DiL has shared the stage with many artists. He performed at the Corporate Elite Show 2014 at the Eko Hotels and Suites in Nigeria alongside Iyanya, Mavin Records, Dru Hill, Mario Freddie Jackson, Cameo (band) and many more.

He has toured many countries performing his singles including France, Germany, United States, UK, Dubai and more.

==Early life and career beginnings==
DiL was born in London. He spent a few of his early years in Nigeria and moved back to London in the mid-1990s. He studied at Southwark College and later obtained a degree in Music and Sound Technology from West London University.

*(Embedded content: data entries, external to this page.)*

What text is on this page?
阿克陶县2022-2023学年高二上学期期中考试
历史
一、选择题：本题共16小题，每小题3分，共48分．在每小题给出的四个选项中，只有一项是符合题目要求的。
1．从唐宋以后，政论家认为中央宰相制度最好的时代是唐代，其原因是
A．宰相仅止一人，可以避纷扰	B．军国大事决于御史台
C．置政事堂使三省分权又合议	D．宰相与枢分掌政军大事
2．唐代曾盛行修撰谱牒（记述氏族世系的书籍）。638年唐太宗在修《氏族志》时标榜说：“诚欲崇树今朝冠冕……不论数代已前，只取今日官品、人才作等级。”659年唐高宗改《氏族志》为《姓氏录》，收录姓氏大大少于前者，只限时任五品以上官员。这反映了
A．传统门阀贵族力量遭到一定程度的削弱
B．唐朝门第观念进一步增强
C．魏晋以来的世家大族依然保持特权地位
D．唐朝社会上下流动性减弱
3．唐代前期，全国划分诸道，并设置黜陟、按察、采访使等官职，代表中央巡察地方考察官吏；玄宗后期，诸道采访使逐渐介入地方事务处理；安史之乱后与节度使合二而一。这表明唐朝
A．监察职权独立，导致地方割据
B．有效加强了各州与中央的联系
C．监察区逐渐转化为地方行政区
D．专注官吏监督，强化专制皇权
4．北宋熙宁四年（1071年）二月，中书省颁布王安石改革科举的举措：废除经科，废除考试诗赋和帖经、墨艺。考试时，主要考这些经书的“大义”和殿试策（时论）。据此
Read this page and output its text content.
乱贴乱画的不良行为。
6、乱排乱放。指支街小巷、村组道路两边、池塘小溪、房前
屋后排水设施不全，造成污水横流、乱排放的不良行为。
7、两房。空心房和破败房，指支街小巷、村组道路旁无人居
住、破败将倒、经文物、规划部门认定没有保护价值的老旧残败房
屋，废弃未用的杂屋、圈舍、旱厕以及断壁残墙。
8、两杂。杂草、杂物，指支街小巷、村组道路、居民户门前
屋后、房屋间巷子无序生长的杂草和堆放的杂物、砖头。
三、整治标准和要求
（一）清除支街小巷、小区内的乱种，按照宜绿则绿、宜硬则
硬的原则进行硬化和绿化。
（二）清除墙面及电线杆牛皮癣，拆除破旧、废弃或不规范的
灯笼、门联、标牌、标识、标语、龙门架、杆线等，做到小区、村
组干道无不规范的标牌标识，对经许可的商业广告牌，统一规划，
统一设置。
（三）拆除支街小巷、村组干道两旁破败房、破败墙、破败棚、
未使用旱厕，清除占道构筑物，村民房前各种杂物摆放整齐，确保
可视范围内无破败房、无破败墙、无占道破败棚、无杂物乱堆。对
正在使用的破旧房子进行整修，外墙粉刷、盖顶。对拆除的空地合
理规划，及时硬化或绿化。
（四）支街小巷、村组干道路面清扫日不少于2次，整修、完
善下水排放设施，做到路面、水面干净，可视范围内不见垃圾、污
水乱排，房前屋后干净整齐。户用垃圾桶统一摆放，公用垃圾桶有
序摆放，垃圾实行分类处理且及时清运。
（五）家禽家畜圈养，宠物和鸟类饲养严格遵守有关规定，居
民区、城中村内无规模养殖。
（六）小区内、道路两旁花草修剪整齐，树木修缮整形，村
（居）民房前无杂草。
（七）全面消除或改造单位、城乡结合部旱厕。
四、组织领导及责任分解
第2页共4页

He first started producing music on a PlayStation 2 where he caught the attention of Simon Britton. He later teamed up with Red Rhythm and Simon Britton in 2004 as a music producer and worked on various projects which included Ashanti, Aaliyah, Boyz II Men, Sean Paul, Tara McDonald, Run DMC, Liberty X, Kool & The Gang, Aggro Santos, Kimberly Wyatt, Electric Giant Beatz, Chaka Demus & Pliers, Michelle Williams Missy Elliott, Sting, Talib Kweli, Timbaland, Leona Lewis. He received a silver sales award for his work on LaVelle Smith Jnr's Bodylicious Workout DVD.
He later started working on remixes and cover songs with Red Rhythm under his production company at the time Blaq Money. DiL started his career as a solo artist in 2010 and in 2013, he released his first official single titled "Acapella" which featured Praiz and Lynxxx. He released his second official single "Pretty Girls" in 2014 and this time featured afro pop star Iyanya. In early 2015, he collaborated with Yemi Alade on a song for her King of Queens. The video for the song Temperature which he featured on was released in March 2015.

He began his film career in 2019 as a sound designer and audio specialist and focused on delivering 5.1 surround sound in Nollywood movies to the Nigerian cinema. He was the first to do so in March 2019 with the cinema release of The Reunion by Fojo Media.

By the end of 2019 he was able to work with Jade Osiberu on the Box Office movie Sugar Rush where he did the sound design and sound mix for the film. The following year he worked on many movies including Nneka The Pretty Serpent which earned him an AMVCA nomination for best sound editor. He began acting in 2021 and has earned roles on a few movies including Eva’s Love Story, Just Us, and The Devil is a Liar.

==Reality TV==
===Queer Eye for the Straight Guy===
In 2004, DiL appeared alongside Simon Britton in the NBC America/Bravo TV show Queer Eye for the Straight Guy it was a popular reality television show in America at the time. It was also the first time the show had gone outside of the United States and they came to the UK for a one-off special. Simon Britton, DiL and Cliff Randal ended the show with a one-off gig at the Scala in London for a CD release launch party, featuring the single "Someone Call The Doctor".